For PFS in patients below 65 years old (Fig. 4B), Chemotherapy had worse efficacy than SoC + chemotherapy (0.14, 0.04–0.57), Osimertinib (0.16, 0.03–0.80), Dacomitinib (0.19, 0.04–0.86), SoC + Ramucirumab (0.20, 0.04–0.99), Afatinib (0.36, 0.16–0.82), and SoC (0.37, 0.15–0.86). For other comparisons, no obvious differences was found for other comparisons.

For PFS in patients over 65 years old (Fig. 4C), Chemotherapy was inferior than Osimertinib (0.14, 0.02–0.92), SoC + chemotherapy (0.16, 0.03–0.70), SoC (0.28, 0.09–0.74), and Afatinib (0.31, 0.11–0.85).

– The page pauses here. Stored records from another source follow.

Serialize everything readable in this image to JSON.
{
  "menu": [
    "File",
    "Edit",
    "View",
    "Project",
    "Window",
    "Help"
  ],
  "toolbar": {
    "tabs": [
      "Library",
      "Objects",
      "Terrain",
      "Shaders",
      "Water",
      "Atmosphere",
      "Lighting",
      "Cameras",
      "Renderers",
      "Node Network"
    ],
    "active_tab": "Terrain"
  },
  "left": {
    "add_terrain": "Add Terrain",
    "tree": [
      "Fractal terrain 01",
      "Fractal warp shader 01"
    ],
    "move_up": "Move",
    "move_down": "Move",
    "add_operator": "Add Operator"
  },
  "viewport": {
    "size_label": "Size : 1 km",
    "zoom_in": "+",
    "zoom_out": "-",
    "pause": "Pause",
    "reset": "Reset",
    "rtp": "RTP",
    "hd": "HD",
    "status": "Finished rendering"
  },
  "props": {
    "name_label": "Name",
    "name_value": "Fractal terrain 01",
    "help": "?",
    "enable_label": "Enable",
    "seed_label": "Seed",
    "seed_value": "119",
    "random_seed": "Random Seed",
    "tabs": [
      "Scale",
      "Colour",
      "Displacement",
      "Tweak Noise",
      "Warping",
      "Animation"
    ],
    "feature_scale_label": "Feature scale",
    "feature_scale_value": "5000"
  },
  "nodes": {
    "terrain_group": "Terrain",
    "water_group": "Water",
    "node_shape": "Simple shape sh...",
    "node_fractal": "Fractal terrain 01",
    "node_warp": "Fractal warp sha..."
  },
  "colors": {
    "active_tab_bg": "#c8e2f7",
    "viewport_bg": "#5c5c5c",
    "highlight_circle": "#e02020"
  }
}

Overall survival: overall and age-specific results

In terms of overall survival for all included patients (Fig. 4D), SoC plus chemotherapy lead to better efficacy than SoC alone (0.65, 0.45–0.89). No significant differences could be found for other comparisons. When we limited to patients below 65 years old (Fig. 4E), similar results could be found as well. SoC alone had inferior efficacy than SoC plus chemotherapy (0.65, 0.45–0.89). As for patients above 65 years old (Fig. 4F), no obvious differences were shown from other comparisons.

Rank probabilities

Bayesian ranking profiles of evaluated treatments in different populations were shown in Fig. 5. The Bayesian ranking results were almost in line with the pooled analysis using hazard and odds ratios. In terms of PFS, no matter in all patients or in patients older than 65 years old, osimertinib yielded the best benefit, with 42.20% and 31.46% of cumulative probabilities, respectively. In patients younger than 65 years old, SoC + chemotherapy ranked the first (31.66%). As for OS, SoC + chemotherapy ranked first in all patients (64.33%), in patients younger than 65 years old (61.98%), or older than 65 years old (34.45%).

Fig. 5

Bayesian ranking profiles of comparable treatments on efficacy for patients with non-small cell lung cancer. Profiles indicate the probability of each comparable treatment being ranked from first to last on progression free survival (PFS), overall survival (OS)

Inconsistency assessment

The fit of the consistency model was similar or better than that of inconsistency model (Table S4). No significant differences in comparisons were found between direct and indirect estimates could be found from the node splitting analysis (P > 0.05) (Table S5).

Discussion

EGFR-TKIs have been the current standard of care for advanced or metastatic EGFR-mutated NSCLC patients [5, 7]. The combination strategy of EGFR-TKIs and cytotoxic agents or anti-angiogenic agents has also shown benefit in controlling the disease and prolonging the survival [21, 22]. Although the diverse therapeutic strategies of TKI monotherapy or combination therapy with TKI were feasible for patients of different ages, the decision on anti-tumor strategy is still under debate in elderly NSCLC patients, as no data has been reported from prospective trails. Since more head-to-head clinical trials have been available, we conducted this NMA to compare the efficacy of several EGFR-TKIs including first-generation EGFR-TKIs, afatinib, dacomitinib, osimertinib, pemetrexed-based or pemetrexed-free chemotherapy, and the combination of EGFR-TKIs with chemotherapy or anti-angiogenic agents, in elderly and non-elderly NSCLC patients harboring activating EGFR mutations. To our knowledge, this is the largest meta-analysis that evaluated the optimal therapeutic choice of patients with advanced EGFR-mutated NSCLC, and also is the first one to identify the optimal therapeutic choice for elderly and non-elderly patients.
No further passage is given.